Off the Record: The Private Papers of Harry S. Truman
- Editor: Robert H. Ferrell
- Author: Harry S. Truman
- Language: English
- Genre: Non-fiction
- Publisher: Harper & Row
- Publication date: 1980
- Publication place: United States
- Pages: 448
- ISBN: 978-0-8262-1119-4
- Dewey Decimal: 973.918092
- LC Class: E742.5 .T62

= Off the Record: The Private Papers of Harry S. Truman =

1980 book of Truman's writings edited by historian Robert Hugh Ferrell

Off the Record: The Private Papers of Harry S. Truman is a 1980 book edited by historian Robert Hugh Ferrell which collects writings and correspondence by Truman, the 33rd U.S. president, between 1945 and 1971. Historian Donald R. McCoy, writing in Presidential Studies Quarterly, called it a work of "great scholarly value … which is easily one of the most important and interesting books dealing with the recent Presidency published during the past decade."

==Editor==
Ferrell, a professor emeritus at Indiana University and one of the country’s leading historians, was widely considered the preeminent authority on the history of the Truman administration. He was a prolific author or editor of more than 60 books on a wide range of topics, including the U.S. presidency, World War I, and U.S. foreign policy and diplomacy. Ferrell devoted particular attention to Truman, writing or editing more than a dozen books on his life and presidency, including the 1983 New York Times bestseller Dear Bess: The Letters From Harry to Bess Truman, 1910-1959, the 1994 biography Harry S. Truman: A Life, 2002's The Autobiography of Harry S. Truman, and 1994's Choosing Truman: The Democratic Convention of 1944.

== Synopsis ==
Ferrell compiled the book from a newly opened collection of several hundred boxes of Truman's papers that had been recently moved to the Harry S. Truman Presidential Library and Museum in Independence, Missouri. The material consists of diary entries and memoranda, mostly handwritten and informal, as well as personal letters, many of which were never sent because of Truman's habit of writing when angry, to let off steam. (Ferrell notes that Truman's infamous letter to music critic Paul Hume, who had panned a recent singing performance by Truman's daughter Margaret, "was just one among dozens of such epistles," most of which were caught before sending by Truman's secretaries or Truman himself.) Many of the letters are also sentimental ones to family or close friends. The collection covers the time period between Truman's accession to the presidency after the death of Franklin Roosevelt to his retirement and life as an elder statesman in the 1960s and early 1970s.

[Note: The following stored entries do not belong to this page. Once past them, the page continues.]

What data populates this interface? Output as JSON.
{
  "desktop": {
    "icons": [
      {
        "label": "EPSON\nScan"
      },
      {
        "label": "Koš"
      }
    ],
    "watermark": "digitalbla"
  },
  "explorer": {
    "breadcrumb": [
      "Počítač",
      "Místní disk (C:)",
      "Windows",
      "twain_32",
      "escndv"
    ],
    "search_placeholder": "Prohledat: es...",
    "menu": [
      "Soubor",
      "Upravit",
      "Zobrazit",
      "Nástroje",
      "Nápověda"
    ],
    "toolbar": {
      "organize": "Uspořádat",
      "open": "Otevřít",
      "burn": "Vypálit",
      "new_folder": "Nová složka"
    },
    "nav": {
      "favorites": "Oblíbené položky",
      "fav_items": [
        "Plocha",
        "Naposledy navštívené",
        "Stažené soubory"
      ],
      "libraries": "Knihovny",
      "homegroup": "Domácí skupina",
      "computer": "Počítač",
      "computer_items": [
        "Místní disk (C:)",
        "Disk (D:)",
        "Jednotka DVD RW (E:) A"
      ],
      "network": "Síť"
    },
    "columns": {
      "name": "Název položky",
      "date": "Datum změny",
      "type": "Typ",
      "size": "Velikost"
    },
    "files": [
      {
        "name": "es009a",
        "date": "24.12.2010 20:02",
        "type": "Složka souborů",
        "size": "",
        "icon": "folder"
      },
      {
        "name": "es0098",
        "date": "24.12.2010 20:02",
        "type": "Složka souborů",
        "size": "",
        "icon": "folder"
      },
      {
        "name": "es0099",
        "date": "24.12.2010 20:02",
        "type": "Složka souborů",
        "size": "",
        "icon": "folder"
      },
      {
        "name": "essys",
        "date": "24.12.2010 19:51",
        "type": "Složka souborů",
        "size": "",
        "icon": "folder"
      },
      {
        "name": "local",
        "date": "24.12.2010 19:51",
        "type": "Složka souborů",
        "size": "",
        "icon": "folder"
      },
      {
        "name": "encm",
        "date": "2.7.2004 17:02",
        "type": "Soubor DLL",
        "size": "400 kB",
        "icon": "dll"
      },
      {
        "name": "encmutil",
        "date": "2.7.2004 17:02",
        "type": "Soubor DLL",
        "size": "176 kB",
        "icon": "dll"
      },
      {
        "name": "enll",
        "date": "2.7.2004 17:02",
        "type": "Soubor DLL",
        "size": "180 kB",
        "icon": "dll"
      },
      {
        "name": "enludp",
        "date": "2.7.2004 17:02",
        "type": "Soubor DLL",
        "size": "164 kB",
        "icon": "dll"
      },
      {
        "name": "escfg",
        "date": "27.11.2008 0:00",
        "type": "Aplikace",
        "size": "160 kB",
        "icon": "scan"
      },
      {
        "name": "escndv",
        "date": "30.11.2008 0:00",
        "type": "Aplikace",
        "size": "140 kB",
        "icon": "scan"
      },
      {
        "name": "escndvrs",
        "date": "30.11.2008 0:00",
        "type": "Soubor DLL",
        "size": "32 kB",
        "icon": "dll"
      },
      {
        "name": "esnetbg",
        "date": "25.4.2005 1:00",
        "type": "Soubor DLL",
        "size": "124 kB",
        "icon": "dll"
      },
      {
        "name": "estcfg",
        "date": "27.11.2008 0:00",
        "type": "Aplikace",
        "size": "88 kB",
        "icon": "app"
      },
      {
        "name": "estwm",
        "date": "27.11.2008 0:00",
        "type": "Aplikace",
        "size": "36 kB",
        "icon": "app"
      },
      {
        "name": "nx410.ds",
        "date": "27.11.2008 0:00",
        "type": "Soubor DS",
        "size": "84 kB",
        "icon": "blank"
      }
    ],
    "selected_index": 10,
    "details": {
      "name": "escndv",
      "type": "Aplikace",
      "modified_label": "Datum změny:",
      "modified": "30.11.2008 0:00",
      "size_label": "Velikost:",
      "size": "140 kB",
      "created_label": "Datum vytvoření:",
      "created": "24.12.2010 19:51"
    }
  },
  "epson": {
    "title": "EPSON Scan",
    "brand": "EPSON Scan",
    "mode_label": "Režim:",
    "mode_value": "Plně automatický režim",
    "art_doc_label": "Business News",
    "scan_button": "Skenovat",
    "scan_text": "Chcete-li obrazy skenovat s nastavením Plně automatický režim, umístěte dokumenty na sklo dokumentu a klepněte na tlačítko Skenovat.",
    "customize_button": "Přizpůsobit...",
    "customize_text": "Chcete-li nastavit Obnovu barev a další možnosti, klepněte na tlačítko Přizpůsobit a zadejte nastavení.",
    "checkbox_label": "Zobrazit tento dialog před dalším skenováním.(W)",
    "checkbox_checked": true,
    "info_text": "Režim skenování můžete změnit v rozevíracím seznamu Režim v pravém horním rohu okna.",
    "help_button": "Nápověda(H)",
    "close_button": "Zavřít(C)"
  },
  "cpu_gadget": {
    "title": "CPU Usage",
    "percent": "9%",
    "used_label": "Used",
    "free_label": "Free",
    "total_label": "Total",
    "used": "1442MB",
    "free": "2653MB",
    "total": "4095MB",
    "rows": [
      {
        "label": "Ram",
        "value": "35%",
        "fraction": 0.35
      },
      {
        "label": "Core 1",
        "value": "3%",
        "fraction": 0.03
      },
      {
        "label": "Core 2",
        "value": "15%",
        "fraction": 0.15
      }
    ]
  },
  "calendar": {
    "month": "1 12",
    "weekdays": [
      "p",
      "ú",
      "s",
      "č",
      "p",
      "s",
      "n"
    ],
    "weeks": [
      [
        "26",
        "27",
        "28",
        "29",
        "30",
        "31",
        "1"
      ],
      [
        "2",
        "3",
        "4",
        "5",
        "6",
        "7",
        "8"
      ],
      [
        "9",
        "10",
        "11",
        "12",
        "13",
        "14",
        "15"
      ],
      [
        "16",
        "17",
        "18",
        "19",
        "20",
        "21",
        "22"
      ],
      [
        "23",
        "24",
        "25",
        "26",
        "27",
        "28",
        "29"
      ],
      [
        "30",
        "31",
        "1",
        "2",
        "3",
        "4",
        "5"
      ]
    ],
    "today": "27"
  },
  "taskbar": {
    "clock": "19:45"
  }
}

About two-thirds of the book covers the years of his presidency, 1945 to 1953. Much of the material deals with Truman's feelings about the political and military decisions he faced, such as the use of the atomic bomb. ("It seems to be the most terrible thing ever discovered, but it can be made the most useful.") These include his assessments of other world leaders including Joseph Stalin ("I liked the little son of a bitch") and Winston Churchill. The book also includes previously unpublished writing by Truman on the 1945 Potsdam Conference, when Truman, Stalin and Churchill met to discuss the postwar world order. Truman writes about domestic politics as well, such as his early support and later disappointment with Adlai Stevenson's 1952 presidential candidacy, and a terse apology to Dwight Eisenhower over foreign-policy disagreements. ("I am extremely sorry that you have allowed a bunch of screwballs to come between us.") The book also includes Truman's thoughts on more private and personal matters, such as the deaths of his mother in 1947 and mother-in-law in 1952.

==Critical response==
Response to the book was mostly positive.
Yale professor Gaddis Smith, writing in the magazine Foreign Affairs, called the book "readable and refreshing" and said it "adds many delightful details" to the conventional understanding of Truman. Joseph Anthony Imler, in the Wisconsin Magazine of History, called the book "a pleasure to read" which showcases Truman's "skill as a political strategist" and his common touch.
Writing in The Register of the Kentucky Historical Society, John M. Carroll said the book highlighted Truman's "famous temper, biting sarcasm, and considerable wit." He praised Ferrell's work in compiling and editing Truman's writings, which he said "reveal a warm and kindly man" who loved his family and felt ambivalent about politics. "He was at times overwhelmed by the burdens of the presidency, yet seemed to revel in the struggles and challenges it posed for him."
Barry D. Karl, in The American Historical Review, said that although "not designed and edited with a scholarly audience in mind," Ferrell's commentary was "lively, partisan, and generally helpful to those who do not know the period," and that the book "adds a great deal to our understanding of the personality of the man who succeeded the complex FDR."

Conversely, University of Massachusetts professor Robert Griffith, writing in Reviews in American History, called the book "highly disappointing" and that Ferrell's choice of which material to include ignored "sources that might suggest a darker side to Truman's personality and character."